Multiple hub sites. Question regarding ability for hubs to communicate amongst each other

ronnieshih75
Building a reputation

Multiple hub sites. Question regarding ability for hubs to communicate amongst each other

Hello, we recently brought up additional MX450s with a second and third hub sites.  I had opened a case with meraki support a while back because I had no idea that the LAN side networks must be diverse in order for hub option to even be abled.  Therefore, a tech suggested that we disable the ability for hubs to communicate among each other.  However, this feature had nothing to do with the ability to enable the new hubs.  We then created 2 other diverse backend /29 transit networks for the two new MX450s and enabled the two new hubs.  

 

My first question is:  what does this ability for hubs to communicate amongst each other do?

 

Second question is:  I have some strange routing issue with spokes still needing to talk to the first original hub because I apparently had defined static routes for specific destination on that original hub in the past and it is the hub that endpoints are shooting over to for communication with those specific destinations.  However, I have summary static routes defined on the 2 new hubs and spokes are not taking the path through the 2 new hubs for those specific destinations.  The minute I disable those specific routes, endpoints aren't using summary route to get to those destinations.  Should I be speaking to our hosted data center backend to see what's up with this?

 

thanks

12 Replies 12
alemabrahao
Kind of a big deal
Kind of a big deal

By default, all hubs establish VPN among themselves according to the documentation, that is, this is how Meraki works.

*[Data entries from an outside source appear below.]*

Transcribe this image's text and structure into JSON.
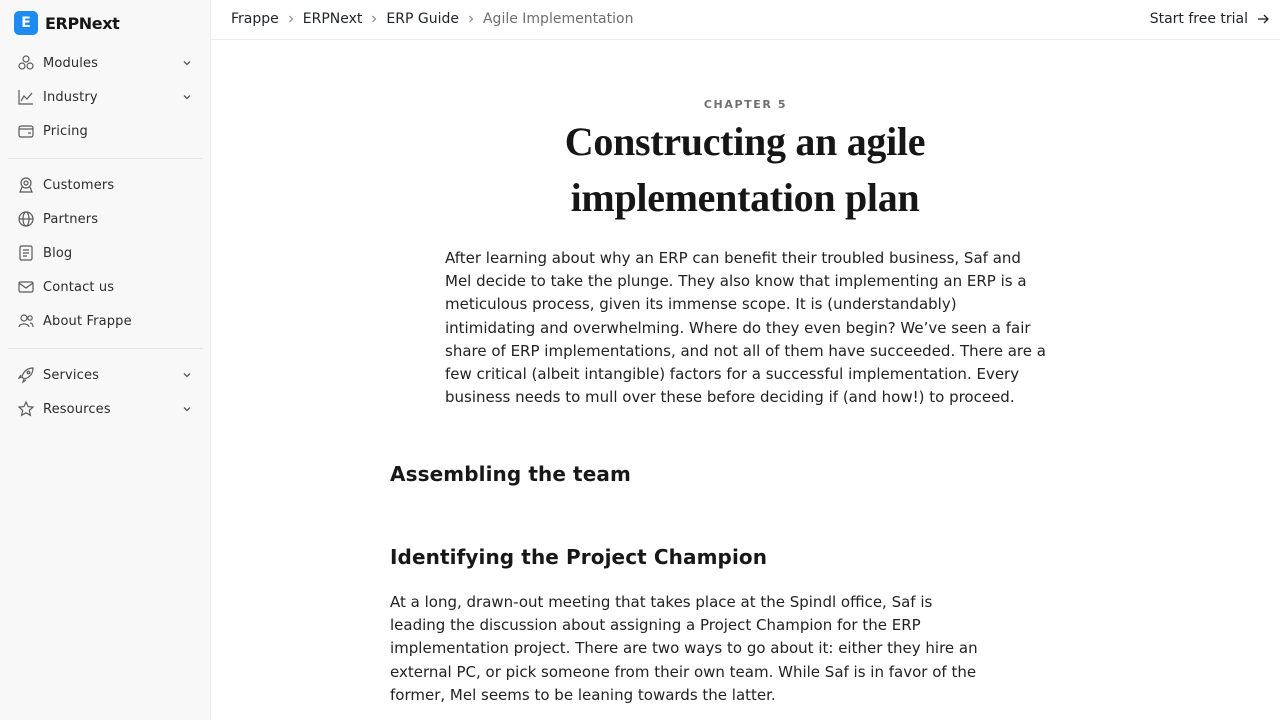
{
  "brand": {
    "name": "ERPNext",
    "mark": "E",
    "accent": "#1f8bf0"
  },
  "sidebar": {
    "items": [
      {
        "label": "Modules",
        "icon": "modules-icon",
        "has_submenu": true
      },
      {
        "label": "Industry",
        "icon": "industry-chart-icon",
        "has_submenu": true
      },
      {
        "label": "Pricing",
        "icon": "wallet-icon",
        "has_submenu": false
      },
      {
        "label": "Customers",
        "icon": "award-icon",
        "has_submenu": false
      },
      {
        "label": "Partners",
        "icon": "globe-icon",
        "has_submenu": false
      },
      {
        "label": "Blog",
        "icon": "notebook-icon",
        "has_submenu": false
      },
      {
        "label": "Contact us",
        "icon": "mail-icon",
        "has_submenu": false
      },
      {
        "label": "About Frappe",
        "icon": "users-icon",
        "has_submenu": false
      },
      {
        "label": "Services",
        "icon": "rocket-icon",
        "has_submenu": true
      },
      {
        "label": "Resources",
        "icon": "star-icon",
        "has_submenu": true
      }
    ]
  },
  "header": {
    "breadcrumbs": [
      "Frappe",
      "ERPNext",
      "ERP Guide",
      "Agile Implementation"
    ],
    "cta_label": "Start free trial"
  },
  "article": {
    "chapter": "CHAPTER 5",
    "title": "Constructing an agile implementation plan",
    "intro": "After learning about why an ERP can benefit their troubled business, Saf and Mel decide to take the plunge. They also know that implementing an ERP is a meticulous process, given its immense scope. It is (understandably) intimidating and overwhelming. Where do they even begin? We’ve seen a fair share of ERP implementations, and not all of them have succeeded. There are a few critical (albeit intangible) factors for a successful implementation. Every business needs to mull over these before deciding if (and how!) to proceed.",
    "section_1_heading": "Assembling the team",
    "section_2_heading": "Identifying the Project Champion",
    "section_2_body": "At a long, drawn-out meeting that takes place at the Spindl office, Saf is leading the discussion about assigning a Project Champion for the ERP implementation project. There are two ways to go about it: either they hire an external PC, or pick someone from their own team. While Saf is in favor of the former, Mel seems to be leaning towards the latter."
  }
}
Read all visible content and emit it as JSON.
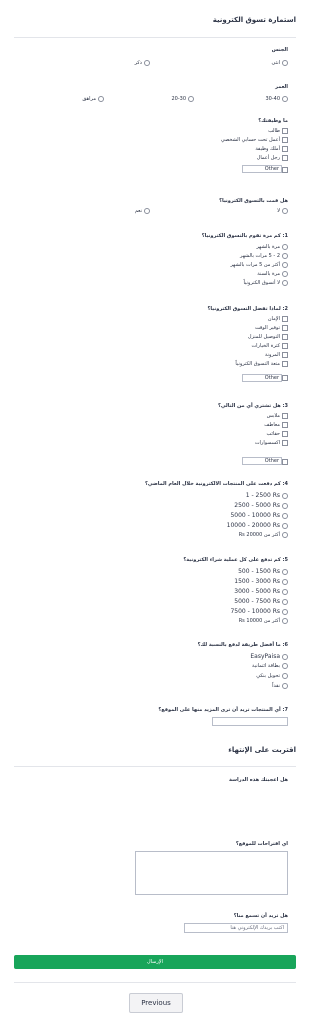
{
  "form_title": "استمارة تسوق الكترونية",
  "gender": {
    "question": "الجنس",
    "options": [
      "انثى",
      "ذكر"
    ]
  },
  "age": {
    "question": "العمر",
    "options": [
      "30-40",
      "20-30",
      "مراهق"
    ]
  },
  "job": {
    "question": "ما وظيفتك؟",
    "options": [
      "طالب",
      "أعمل تحت حسابي الشخصي",
      "أملك وظيفة",
      "رجل أعمال"
    ],
    "other_label": "Other"
  },
  "shopped": {
    "question": "هل قمت بالتسوق الكترونيا؟",
    "options": [
      "لا",
      "نعم"
    ]
  },
  "q1": {
    "question": "1: كم مرة تقوم بالتسوق الكترونيا؟",
    "options": [
      "مرة بالشهر",
      "2 - 5 مرات بالشهر",
      "أكثر من 5 مرات بالشهر",
      "مرة بالسنة",
      "لا أتسوق الكترونياً"
    ]
  },
  "q2": {
    "question": "2: لماذا تفضل التسوق الكترونيا؟",
    "options": [
      "الإمان",
      "توفير الوقت",
      "التوصيل للمنزل",
      "كثرة الخيارات",
      "المرونة",
      "متعة التسوق الكترونياً"
    ],
    "other_label": "Other"
  },
  "q3": {
    "question": "3: هل تشتري أي من التالي؟",
    "options": [
      "ملابس",
      "معاطف",
      "حقائب",
      "اكسسوارات"
    ],
    "other_label": "Other"
  },
  "q4": {
    "question": "4: كم دفعت على المنتجات الالكترونية خلال العام الماضي؟",
    "options": [
      "1 - 2500 Rs",
      "2500 - 5000 Rs",
      "5000 - 10000 Rs",
      "10000 - 20000 Rs",
      "أكثر من 20000 Rs"
    ]
  },
  "q5": {
    "question": "5: كم تدفع على كل عملية شراء الكترونية؟",
    "options": [
      "500 - 1500 Rs",
      "1500 - 3000 Rs",
      "3000 - 5000 Rs",
      "5000 - 7500 Rs",
      "7500 - 10000 Rs",
      "أكثر من 10000 Rs"
    ]
  },
  "q6": {
    "question": "6: ما أفضل طريقة لدفع بالنسبة لك؟",
    "options": [
      "EasyPaisa",
      "بطاقة ائتمانية",
      "تحويل بنكي",
      "نقداً"
    ]
  },
  "q7": {
    "question": "7: أي المنتجات تريد أن ترى المزيد منها على الموقع؟"
  },
  "section2_title": "اقتربت على الإنتهاء",
  "liked": {
    "question": "هل اعجبتك هذه الدراسة"
  },
  "suggestions": {
    "question": "اي اقتراحات للموقع؟"
  },
  "hear": {
    "question": "هل تريد أن تسمع منا؟",
    "placeholder": "اكتب بريدك الإلكتروني هنا"
  },
  "submit_label": "الإرسال",
  "previous_label": "Previous"
}
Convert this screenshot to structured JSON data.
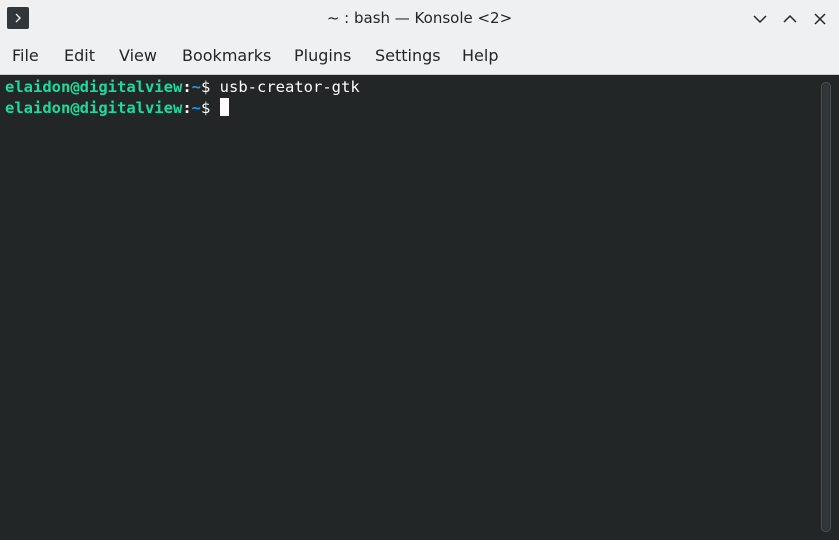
{
  "window": {
    "title": "~ : bash — Konsole <2>",
    "icon": "terminal-chevron-icon",
    "buttons": [
      "minimize-icon",
      "maximize-icon",
      "close-icon"
    ]
  },
  "menubar": {
    "items": [
      {
        "label": "File"
      },
      {
        "label": "Edit"
      },
      {
        "label": "View"
      },
      {
        "label": "Bookmarks"
      },
      {
        "label": "Plugins"
      },
      {
        "label": "Settings"
      },
      {
        "label": "Help"
      }
    ]
  },
  "terminal": {
    "lines": [
      {
        "user_host": "elaidon@digitalview",
        "colon": ":",
        "path": "~",
        "symbol": "$ ",
        "command": "usb-creator-gtk"
      },
      {
        "user_host": "elaidon@digitalview",
        "colon": ":",
        "path": "~",
        "symbol": "$ ",
        "command": ""
      }
    ]
  },
  "colors": {
    "titlebar_bg": "#eff0f1",
    "terminal_bg": "#232627",
    "prompt_user": "#1cdc9a",
    "prompt_path": "#1d99f3",
    "text": "#fcfcfc"
  }
}
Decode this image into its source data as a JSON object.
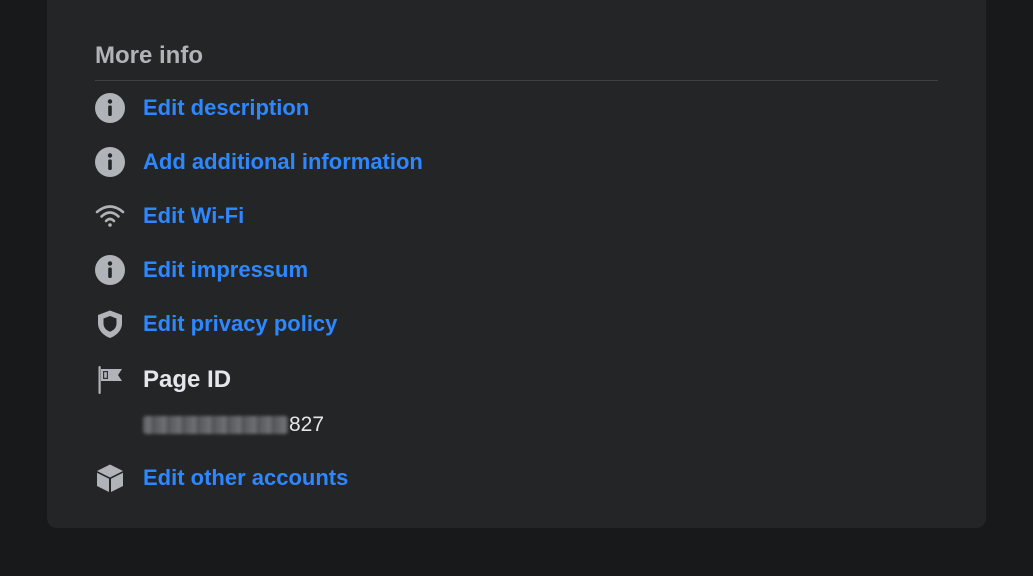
{
  "section": {
    "title": "More info"
  },
  "items": {
    "edit_description": {
      "label": "Edit description",
      "icon": "info-icon"
    },
    "add_additional_information": {
      "label": "Add additional information",
      "icon": "info-icon"
    },
    "edit_wifi": {
      "label": "Edit Wi-Fi",
      "icon": "wifi-icon"
    },
    "edit_impressum": {
      "label": "Edit impressum",
      "icon": "info-icon"
    },
    "edit_privacy_policy": {
      "label": "Edit privacy policy",
      "icon": "shield-icon"
    },
    "edit_other_accounts": {
      "label": "Edit other accounts",
      "icon": "cube-icon"
    }
  },
  "page_id": {
    "label": "Page ID",
    "icon": "flag-icon",
    "visible_suffix": "827"
  },
  "colors": {
    "page_background": "#18191a",
    "card_background": "#242526",
    "link": "#2d88ff",
    "icon": "#b0b3b8",
    "heading": "#b0b3b8",
    "text_primary": "#e4e6eb",
    "divider": "#3e4042"
  }
}
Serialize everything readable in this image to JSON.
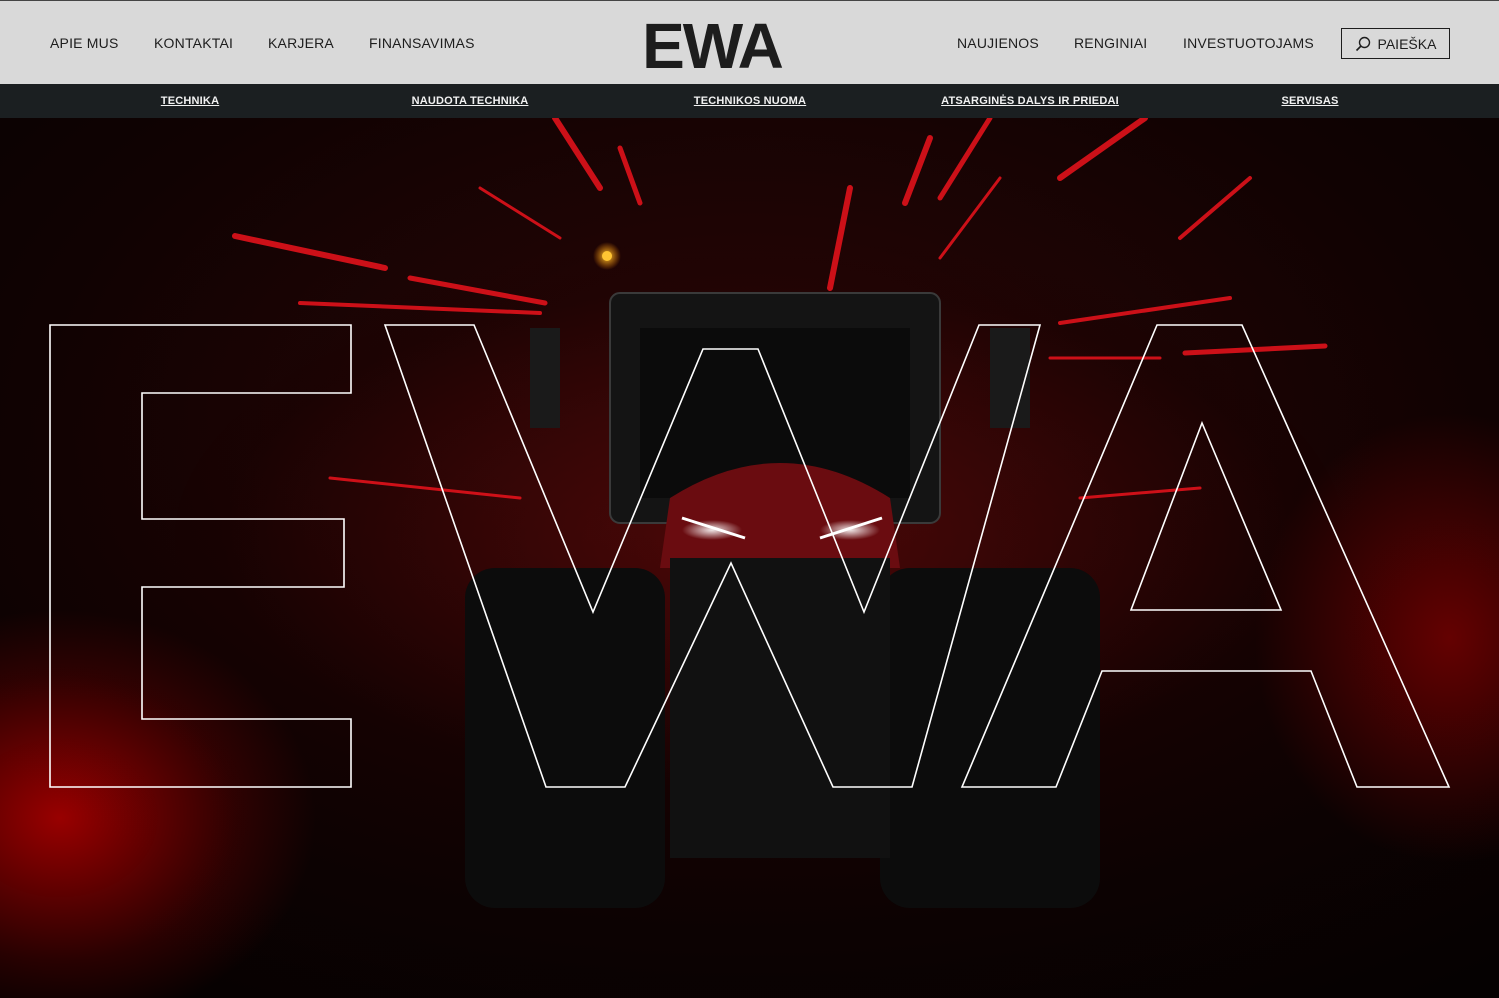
{
  "header": {
    "left_nav": [
      "APIE MUS",
      "KONTAKTAI",
      "KARJERA",
      "FINANSAVIMAS"
    ],
    "logo_text": "EWA",
    "right_nav": [
      "NAUJIENOS",
      "RENGINIAI",
      "INVESTUOTOJAMS"
    ],
    "search_label": "PAIEŠKA",
    "search_icon": "search-icon"
  },
  "subnav": {
    "items": [
      "TECHNIKA",
      "NAUDOTA TECHNIKA",
      "TECHNIKOS NUOMA",
      "ATSARGINĖS DALYS IR PRIEDAI",
      "SERVISAS"
    ]
  },
  "hero": {
    "outline_text": "EWA",
    "image": "tractor-with-red-light-beams",
    "colors": {
      "accent_red": "#e0121b",
      "outline": "#ffffff",
      "topbar_bg": "#d9d9d9",
      "subnav_bg": "#1b1f21"
    }
  }
}
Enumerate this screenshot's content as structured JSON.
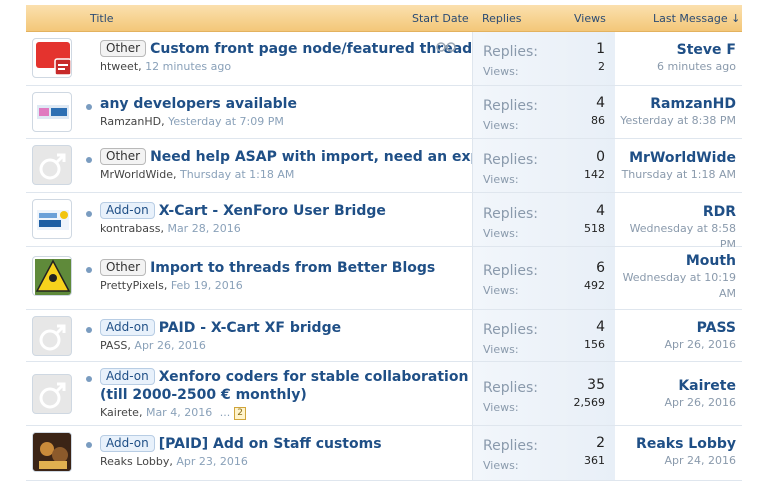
{
  "header": {
    "title": "Title",
    "start_date": "Start Date",
    "replies": "Replies",
    "views": "Views",
    "last_message": "Last Message ↓"
  },
  "labels": {
    "replies": "Replies:",
    "views": "Views:"
  },
  "threads": [
    {
      "prefix": "Other",
      "title": "Custom front page node/featured threads",
      "author": "htweet",
      "date": "12 minutes ago",
      "replies": "1",
      "views": "2",
      "last_user": "Steve F",
      "last_time": "6 minutes ago"
    },
    {
      "prefix": "",
      "title": "any developers available",
      "author": "RamzanHD",
      "date": "Yesterday at 7:09 PM",
      "replies": "4",
      "views": "86",
      "last_user": "RamzanHD",
      "last_time": "Yesterday at 8:38 PM"
    },
    {
      "prefix": "Other",
      "title": "Need help ASAP with import, need an expert",
      "author": "MrWorldWide",
      "date": "Thursday at 1:18 AM",
      "replies": "0",
      "views": "142",
      "last_user": "MrWorldWide",
      "last_time": "Thursday at 1:18 AM"
    },
    {
      "prefix": "Add-on",
      "title": "X-Cart - XenForo User Bridge",
      "author": "kontrabass",
      "date": "Mar 28, 2016",
      "replies": "4",
      "views": "518",
      "last_user": "RDR",
      "last_time": "Wednesday at 8:58 PM"
    },
    {
      "prefix": "Other",
      "title": "Import to threads from Better Blogs",
      "author": "PrettyPixels",
      "date": "Feb 19, 2016",
      "replies": "6",
      "views": "492",
      "last_user": "Mouth",
      "last_time": "Wednesday at 10:19 AM"
    },
    {
      "prefix": "Add-on",
      "title": "PAID - X-Cart XF bridge",
      "author": "PASS",
      "date": "Apr 26, 2016",
      "replies": "4",
      "views": "156",
      "last_user": "PASS",
      "last_time": "Apr 26, 2016"
    },
    {
      "prefix": "Add-on",
      "title": "Xenforo coders for stable collaboration (till 2000-2500 € monthly)",
      "author": "Kairete",
      "date": "Mar 4, 2016",
      "page_ellipsis": "...",
      "page_link": "2",
      "replies": "35",
      "views": "2,569",
      "last_user": "Kairete",
      "last_time": "Apr 26, 2016"
    },
    {
      "prefix": "Add-on",
      "title": "[PAID] Add on Staff customs",
      "author": "Reaks Lobby",
      "date": "Apr 23, 2016",
      "replies": "2",
      "views": "361",
      "last_user": "Reaks Lobby",
      "last_time": "Apr 24, 2016"
    }
  ]
}
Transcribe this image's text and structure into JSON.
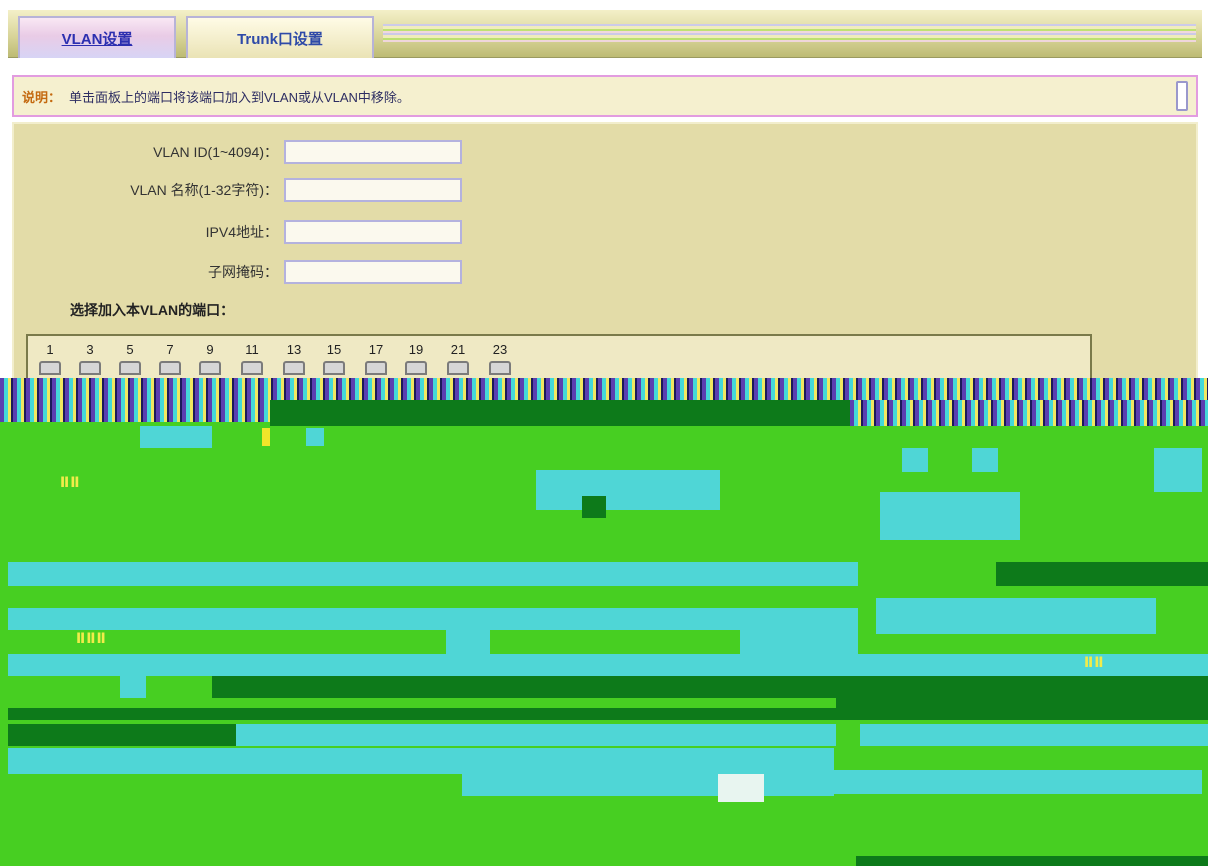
{
  "tabs": [
    {
      "label": "VLAN设置"
    },
    {
      "label": "Trunk口设置"
    }
  ],
  "note": {
    "tag": "说明：",
    "text": "单击面板上的端口将该端口加入到VLAN或从VLAN中移除。"
  },
  "form": {
    "vlan_id_label": "VLAN ID(1~4094)：",
    "vlan_id_value": "",
    "vlan_name_label": "VLAN 名称(1-32字符)：",
    "vlan_name_value": "",
    "ipv4_label": "IPV4地址：",
    "ipv4_value": "",
    "mask_label": "子网掩码：",
    "mask_value": "",
    "ports_title": "选择加入本VLAN的端口："
  },
  "ports": [
    "1",
    "3",
    "5",
    "7",
    "9",
    "11",
    "13",
    "15",
    "17",
    "19",
    "21",
    "23"
  ],
  "colors": {
    "tab_text": "#2c2fb0",
    "note_border": "#e29ce0",
    "panel_bg": "#e3dca8",
    "noise_green": "#47cf22",
    "noise_cyan": "#4fd6d6"
  }
}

Have you confirmed that these summarized routes are configured to advertise on the VPN?

I am not a Cisco Meraki employee. My suggestions are based on documentation of Meraki best practices and day-to-day experience.

Please, if this post was useful, leave your kudos and mark it as solved.
ronnieshih75
Building a reputation

I have a static route 10.0.0.0/9 as summary route on all three hubs, it's advertised through vpn.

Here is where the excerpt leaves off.